Letter to Editor

polleyc@gmx.net

Henry Wriston on Senior StreakI chose to attend Lawrence because it is a liberal college. A liberal college — where students are encouraged to express themselves in creative and constructive ways. Where students are given one last brief moment to experience liberty and fraternity before being subjected to the rigors of the modern workplace. I am therefore discouraged by the recent decision to curtail two of Lawrence’s traditional affirmations of its liberal roots: the senior class cocktails with the professors at the VR and the subsequent display of shared nakedness by many of the graduating class. While the former of these activities can be easily reconstituted in a new guise, the latter will be somewhat more difficult to replace (or at least more difficult to reschedule secretively).

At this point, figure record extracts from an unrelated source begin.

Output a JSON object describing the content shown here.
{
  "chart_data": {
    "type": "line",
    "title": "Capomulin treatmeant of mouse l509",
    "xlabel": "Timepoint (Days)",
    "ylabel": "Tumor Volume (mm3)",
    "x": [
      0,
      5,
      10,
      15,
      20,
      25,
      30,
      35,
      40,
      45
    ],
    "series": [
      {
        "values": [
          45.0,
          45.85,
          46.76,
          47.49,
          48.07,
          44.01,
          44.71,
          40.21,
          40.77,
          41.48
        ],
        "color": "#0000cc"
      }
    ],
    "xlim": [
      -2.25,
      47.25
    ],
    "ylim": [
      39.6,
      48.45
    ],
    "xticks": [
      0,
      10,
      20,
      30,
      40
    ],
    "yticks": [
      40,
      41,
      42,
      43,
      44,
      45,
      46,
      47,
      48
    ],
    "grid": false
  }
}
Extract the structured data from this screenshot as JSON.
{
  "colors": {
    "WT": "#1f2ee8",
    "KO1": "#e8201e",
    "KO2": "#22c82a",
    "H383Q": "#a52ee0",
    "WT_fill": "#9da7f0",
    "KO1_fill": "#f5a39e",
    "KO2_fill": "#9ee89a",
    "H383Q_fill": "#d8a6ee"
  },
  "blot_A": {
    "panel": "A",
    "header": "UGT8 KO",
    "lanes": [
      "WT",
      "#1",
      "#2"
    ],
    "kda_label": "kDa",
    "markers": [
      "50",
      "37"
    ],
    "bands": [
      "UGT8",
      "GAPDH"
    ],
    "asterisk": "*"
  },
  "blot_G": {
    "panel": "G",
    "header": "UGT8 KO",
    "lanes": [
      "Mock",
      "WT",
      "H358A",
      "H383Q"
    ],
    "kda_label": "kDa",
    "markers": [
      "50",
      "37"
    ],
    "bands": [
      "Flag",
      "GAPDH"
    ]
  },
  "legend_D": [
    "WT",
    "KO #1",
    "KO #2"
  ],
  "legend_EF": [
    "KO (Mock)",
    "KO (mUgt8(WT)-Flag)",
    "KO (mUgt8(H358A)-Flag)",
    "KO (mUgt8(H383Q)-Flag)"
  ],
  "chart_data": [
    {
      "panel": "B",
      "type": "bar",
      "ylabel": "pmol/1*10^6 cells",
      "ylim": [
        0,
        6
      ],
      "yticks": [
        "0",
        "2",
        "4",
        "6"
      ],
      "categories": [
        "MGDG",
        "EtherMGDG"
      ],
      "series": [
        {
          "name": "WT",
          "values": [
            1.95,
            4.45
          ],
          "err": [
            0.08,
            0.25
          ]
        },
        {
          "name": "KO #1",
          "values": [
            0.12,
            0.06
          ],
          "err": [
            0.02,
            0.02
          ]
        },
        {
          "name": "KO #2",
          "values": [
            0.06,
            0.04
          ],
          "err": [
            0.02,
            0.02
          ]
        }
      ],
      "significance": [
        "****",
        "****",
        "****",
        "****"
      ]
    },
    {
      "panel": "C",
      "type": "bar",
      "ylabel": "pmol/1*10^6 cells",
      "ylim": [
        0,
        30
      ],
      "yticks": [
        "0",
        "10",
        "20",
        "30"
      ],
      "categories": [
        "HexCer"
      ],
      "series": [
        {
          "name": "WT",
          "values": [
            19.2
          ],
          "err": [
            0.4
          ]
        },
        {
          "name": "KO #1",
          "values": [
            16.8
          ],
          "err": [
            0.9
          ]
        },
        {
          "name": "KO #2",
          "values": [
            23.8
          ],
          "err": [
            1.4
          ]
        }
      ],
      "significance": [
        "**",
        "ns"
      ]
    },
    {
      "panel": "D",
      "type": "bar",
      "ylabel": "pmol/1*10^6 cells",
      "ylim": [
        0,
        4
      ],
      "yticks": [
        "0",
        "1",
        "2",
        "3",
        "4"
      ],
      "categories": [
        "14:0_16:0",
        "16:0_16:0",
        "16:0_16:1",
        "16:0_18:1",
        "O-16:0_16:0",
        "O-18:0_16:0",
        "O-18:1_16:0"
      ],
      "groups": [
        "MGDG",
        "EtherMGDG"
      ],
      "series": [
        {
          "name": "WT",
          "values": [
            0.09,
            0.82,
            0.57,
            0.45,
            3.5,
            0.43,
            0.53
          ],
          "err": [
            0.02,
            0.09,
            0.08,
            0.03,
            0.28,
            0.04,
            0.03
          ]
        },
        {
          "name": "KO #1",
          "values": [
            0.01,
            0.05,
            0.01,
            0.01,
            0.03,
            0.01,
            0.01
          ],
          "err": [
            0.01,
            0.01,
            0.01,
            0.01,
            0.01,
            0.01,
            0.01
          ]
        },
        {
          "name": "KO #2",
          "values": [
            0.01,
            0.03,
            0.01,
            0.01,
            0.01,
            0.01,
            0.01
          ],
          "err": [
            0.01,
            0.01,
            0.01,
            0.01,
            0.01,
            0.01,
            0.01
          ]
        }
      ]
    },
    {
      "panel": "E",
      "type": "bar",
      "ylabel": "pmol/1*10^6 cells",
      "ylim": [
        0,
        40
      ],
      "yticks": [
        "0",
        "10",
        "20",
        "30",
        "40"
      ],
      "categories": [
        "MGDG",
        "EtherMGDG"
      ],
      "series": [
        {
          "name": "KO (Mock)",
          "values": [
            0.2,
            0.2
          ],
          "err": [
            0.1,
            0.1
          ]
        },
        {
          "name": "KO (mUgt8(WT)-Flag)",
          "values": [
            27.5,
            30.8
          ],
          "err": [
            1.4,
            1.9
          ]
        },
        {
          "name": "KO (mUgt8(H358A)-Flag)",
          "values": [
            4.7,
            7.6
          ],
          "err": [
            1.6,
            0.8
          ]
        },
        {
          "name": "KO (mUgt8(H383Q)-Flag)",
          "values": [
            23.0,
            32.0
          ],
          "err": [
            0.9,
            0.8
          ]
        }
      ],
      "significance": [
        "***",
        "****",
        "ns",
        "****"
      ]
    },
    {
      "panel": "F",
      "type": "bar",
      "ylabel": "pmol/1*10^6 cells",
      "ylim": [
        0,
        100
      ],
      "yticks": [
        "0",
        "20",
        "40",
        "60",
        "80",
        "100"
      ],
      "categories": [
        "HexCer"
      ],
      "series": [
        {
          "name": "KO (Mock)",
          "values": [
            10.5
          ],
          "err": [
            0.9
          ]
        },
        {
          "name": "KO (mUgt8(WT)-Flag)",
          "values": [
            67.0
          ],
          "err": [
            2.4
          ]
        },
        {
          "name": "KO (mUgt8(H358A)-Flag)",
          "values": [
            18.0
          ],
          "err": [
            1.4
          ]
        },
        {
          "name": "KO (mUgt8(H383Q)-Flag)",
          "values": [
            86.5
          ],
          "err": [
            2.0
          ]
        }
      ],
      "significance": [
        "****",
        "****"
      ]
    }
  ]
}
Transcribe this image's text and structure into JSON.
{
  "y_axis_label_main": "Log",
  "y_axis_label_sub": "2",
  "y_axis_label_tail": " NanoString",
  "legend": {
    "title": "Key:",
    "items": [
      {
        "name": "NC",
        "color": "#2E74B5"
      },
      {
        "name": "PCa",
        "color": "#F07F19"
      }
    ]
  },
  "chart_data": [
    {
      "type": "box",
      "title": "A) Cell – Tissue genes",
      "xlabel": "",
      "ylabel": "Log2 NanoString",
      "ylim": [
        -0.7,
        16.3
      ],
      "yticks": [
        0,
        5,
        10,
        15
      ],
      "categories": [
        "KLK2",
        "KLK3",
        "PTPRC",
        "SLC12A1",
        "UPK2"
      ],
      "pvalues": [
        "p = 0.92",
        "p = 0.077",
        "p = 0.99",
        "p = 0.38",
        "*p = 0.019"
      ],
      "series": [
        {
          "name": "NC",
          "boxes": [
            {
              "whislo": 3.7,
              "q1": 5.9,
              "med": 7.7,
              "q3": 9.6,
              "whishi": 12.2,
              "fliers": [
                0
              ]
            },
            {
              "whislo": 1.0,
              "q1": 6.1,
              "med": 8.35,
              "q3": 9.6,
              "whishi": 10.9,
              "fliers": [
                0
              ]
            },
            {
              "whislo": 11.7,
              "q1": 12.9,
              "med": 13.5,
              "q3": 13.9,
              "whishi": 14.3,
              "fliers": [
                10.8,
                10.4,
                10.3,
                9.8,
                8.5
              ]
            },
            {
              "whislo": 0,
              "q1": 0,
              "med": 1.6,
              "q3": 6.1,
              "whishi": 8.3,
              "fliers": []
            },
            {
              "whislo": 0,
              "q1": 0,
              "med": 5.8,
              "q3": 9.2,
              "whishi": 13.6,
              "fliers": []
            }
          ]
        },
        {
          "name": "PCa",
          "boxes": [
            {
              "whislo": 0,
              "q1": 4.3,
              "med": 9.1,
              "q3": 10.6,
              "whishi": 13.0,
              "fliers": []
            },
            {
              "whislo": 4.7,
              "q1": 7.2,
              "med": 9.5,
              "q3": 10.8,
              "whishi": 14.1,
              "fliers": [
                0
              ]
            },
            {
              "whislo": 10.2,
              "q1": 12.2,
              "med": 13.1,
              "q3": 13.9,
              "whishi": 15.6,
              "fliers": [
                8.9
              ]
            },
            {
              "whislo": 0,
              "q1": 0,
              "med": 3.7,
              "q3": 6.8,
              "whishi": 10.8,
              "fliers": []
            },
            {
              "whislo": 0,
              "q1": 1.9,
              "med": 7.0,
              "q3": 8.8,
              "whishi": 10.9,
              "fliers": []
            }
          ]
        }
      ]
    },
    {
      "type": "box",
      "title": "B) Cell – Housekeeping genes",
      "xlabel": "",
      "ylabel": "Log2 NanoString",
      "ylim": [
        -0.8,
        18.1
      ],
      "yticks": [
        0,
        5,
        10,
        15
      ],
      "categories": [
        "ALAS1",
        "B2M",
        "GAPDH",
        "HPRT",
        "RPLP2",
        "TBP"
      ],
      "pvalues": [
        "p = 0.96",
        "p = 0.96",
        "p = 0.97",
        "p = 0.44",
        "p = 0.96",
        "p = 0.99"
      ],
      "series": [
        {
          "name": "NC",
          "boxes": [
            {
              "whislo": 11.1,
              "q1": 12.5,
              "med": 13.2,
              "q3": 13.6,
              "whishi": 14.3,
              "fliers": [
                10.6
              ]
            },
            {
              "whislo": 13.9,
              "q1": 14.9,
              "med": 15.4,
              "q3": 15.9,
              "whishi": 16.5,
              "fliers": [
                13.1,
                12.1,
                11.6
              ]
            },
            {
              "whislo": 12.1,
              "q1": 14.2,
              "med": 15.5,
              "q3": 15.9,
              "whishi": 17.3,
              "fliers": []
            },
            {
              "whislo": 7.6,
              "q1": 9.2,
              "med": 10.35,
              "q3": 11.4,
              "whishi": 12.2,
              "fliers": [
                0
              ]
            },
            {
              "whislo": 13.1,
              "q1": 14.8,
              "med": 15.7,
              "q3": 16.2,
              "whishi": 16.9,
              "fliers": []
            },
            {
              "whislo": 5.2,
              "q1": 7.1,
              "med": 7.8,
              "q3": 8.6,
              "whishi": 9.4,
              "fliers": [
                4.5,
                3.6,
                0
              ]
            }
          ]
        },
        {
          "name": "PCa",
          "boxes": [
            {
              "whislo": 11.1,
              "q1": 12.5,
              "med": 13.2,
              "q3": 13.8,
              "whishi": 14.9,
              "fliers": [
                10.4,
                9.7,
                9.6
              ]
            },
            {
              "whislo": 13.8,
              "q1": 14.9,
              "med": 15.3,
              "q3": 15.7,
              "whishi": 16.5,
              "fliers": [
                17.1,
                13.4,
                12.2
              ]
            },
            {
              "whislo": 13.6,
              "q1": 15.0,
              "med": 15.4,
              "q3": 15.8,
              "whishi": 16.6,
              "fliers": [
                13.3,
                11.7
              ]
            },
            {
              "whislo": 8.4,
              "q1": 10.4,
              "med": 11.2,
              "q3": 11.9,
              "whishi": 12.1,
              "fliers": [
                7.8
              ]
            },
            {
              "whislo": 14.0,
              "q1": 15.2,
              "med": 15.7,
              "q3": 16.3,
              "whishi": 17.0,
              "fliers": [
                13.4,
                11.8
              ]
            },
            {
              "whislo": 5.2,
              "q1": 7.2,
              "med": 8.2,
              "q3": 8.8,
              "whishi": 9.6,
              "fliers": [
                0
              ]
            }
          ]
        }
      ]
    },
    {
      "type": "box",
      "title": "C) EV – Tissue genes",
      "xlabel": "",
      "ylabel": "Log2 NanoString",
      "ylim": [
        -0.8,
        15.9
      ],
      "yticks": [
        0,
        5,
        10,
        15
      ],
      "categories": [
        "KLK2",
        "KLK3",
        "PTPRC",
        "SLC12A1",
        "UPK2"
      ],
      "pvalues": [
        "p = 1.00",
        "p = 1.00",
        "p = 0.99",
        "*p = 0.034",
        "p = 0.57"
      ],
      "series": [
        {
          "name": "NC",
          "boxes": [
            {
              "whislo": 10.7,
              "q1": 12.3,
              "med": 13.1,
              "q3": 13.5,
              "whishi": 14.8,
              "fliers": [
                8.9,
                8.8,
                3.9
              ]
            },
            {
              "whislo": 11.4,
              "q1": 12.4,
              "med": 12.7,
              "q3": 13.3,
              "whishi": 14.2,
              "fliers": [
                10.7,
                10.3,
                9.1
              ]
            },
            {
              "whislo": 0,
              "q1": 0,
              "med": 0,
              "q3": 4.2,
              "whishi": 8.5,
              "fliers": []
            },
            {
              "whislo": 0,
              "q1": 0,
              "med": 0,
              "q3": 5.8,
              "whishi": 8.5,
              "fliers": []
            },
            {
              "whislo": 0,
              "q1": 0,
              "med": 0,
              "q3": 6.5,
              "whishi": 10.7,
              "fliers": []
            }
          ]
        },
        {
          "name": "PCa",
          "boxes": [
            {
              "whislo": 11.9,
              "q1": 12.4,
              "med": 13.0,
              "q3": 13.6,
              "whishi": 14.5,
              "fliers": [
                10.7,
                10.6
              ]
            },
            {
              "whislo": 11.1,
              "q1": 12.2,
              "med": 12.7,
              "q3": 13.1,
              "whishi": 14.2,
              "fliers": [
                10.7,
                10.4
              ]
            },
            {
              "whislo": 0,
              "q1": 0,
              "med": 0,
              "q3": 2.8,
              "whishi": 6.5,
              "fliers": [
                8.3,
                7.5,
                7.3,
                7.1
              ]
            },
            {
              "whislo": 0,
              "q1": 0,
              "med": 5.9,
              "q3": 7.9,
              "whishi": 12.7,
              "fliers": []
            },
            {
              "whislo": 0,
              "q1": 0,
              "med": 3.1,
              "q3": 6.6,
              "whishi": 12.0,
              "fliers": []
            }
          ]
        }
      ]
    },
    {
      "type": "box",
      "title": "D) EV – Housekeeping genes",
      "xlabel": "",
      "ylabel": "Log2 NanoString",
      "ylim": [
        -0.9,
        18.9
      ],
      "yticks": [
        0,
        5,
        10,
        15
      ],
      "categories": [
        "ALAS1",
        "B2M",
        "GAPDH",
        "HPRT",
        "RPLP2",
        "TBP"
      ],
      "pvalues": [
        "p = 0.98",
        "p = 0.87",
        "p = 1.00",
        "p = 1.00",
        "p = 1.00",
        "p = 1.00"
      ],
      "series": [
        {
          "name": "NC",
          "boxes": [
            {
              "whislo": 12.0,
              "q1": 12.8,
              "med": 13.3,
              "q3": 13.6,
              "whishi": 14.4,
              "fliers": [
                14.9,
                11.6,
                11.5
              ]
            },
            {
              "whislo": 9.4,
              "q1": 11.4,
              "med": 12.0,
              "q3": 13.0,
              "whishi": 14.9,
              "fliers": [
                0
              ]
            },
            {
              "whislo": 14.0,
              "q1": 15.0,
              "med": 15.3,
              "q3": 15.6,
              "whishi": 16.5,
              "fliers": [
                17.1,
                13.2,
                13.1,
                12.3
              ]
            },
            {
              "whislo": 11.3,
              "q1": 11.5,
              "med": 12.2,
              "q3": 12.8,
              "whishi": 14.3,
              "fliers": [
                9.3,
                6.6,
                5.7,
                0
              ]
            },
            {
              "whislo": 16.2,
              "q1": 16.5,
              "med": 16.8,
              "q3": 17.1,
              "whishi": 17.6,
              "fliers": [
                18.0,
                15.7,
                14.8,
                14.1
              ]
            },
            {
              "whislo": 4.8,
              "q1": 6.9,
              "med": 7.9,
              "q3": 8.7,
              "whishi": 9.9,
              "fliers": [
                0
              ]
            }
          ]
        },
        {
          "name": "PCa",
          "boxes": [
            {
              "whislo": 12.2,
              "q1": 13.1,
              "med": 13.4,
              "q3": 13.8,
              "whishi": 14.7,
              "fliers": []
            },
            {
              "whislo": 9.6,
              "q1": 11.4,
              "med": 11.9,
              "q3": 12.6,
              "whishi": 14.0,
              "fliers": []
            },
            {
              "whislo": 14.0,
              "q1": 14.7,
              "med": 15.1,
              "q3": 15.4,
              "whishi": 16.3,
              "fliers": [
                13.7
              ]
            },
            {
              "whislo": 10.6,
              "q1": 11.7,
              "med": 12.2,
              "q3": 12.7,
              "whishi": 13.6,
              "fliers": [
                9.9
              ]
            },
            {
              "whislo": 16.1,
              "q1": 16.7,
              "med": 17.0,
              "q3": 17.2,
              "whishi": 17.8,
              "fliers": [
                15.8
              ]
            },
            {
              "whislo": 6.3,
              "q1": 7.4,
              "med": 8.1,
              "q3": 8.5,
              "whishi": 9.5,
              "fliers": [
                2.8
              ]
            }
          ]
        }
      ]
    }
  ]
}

On commencement day President Warch handed each member of our class a well-bound hardback, “The Nature of a Liberal College,” a collection of essays by Henry Wriston. These essays set forth, according to Warch’s introduction in the book, “one of the most enduring and powerful analyses and celebrations of liberal education and of the special and distinctive nature of the liberal arts college.” Since leaving Lawrence I have read Wriston’s ruminations with nostalgia not only for the camaraderie of my own college days but also for the ideals that were once espoused by our progressive school.

On page 110 of the book Wriston decries the influence that social engineers had in his time — 1937 — already managed to wield over many universities. These “professional ‘adjusters,'” as Wriston called them, “have been concerned with the protection of the body politic against people economically, socially and politically incompetent. That is certainly worthwhile, but it is not a high ideal.” This overemphasis on protection has, Wriston argues, “a negative aspect and tends to represent a modification of the situation with a view to a more comfortable or a safer fixation. The liberal ideal abhors all fixations; it is devoted to ‘freedom,’ a word as positive in all its connotations as ‘adjustment’ is negative. . . . Education should engender energies and ideals, thoughts and feelings, so that the creative aspects of life come to fulfillment. We would regard a college negligent if it paid no attention to physical hygiene save an infirmary; the institution with a clinical approach to the emotions is even more recreant in its duty.” Wriston asserts that
“emotional enrichment . . . is a quality of the most constructive and stabilizing kind; it is positive; to treat it negatively is to betray youth.”

What were the senior class cocktails and senior streak if not a form of communal emotional enrichment? Surely there must have been some reason why seniors chose year after year to partake in these rituals.

Perhaps, however, senior classes years henceforth will be grateful for the abolition of the scripted activity we came to recognize as senior streak. Rather than being spoon-fed the dregs of a stale tradition, this year’s seniors are free to create new rituals to celebrate their shared experience. It is hoped that such experiments in emotional enrichment might be allowed to regain the spontaneity, exuberance and subversiveness of senior streaks long since past.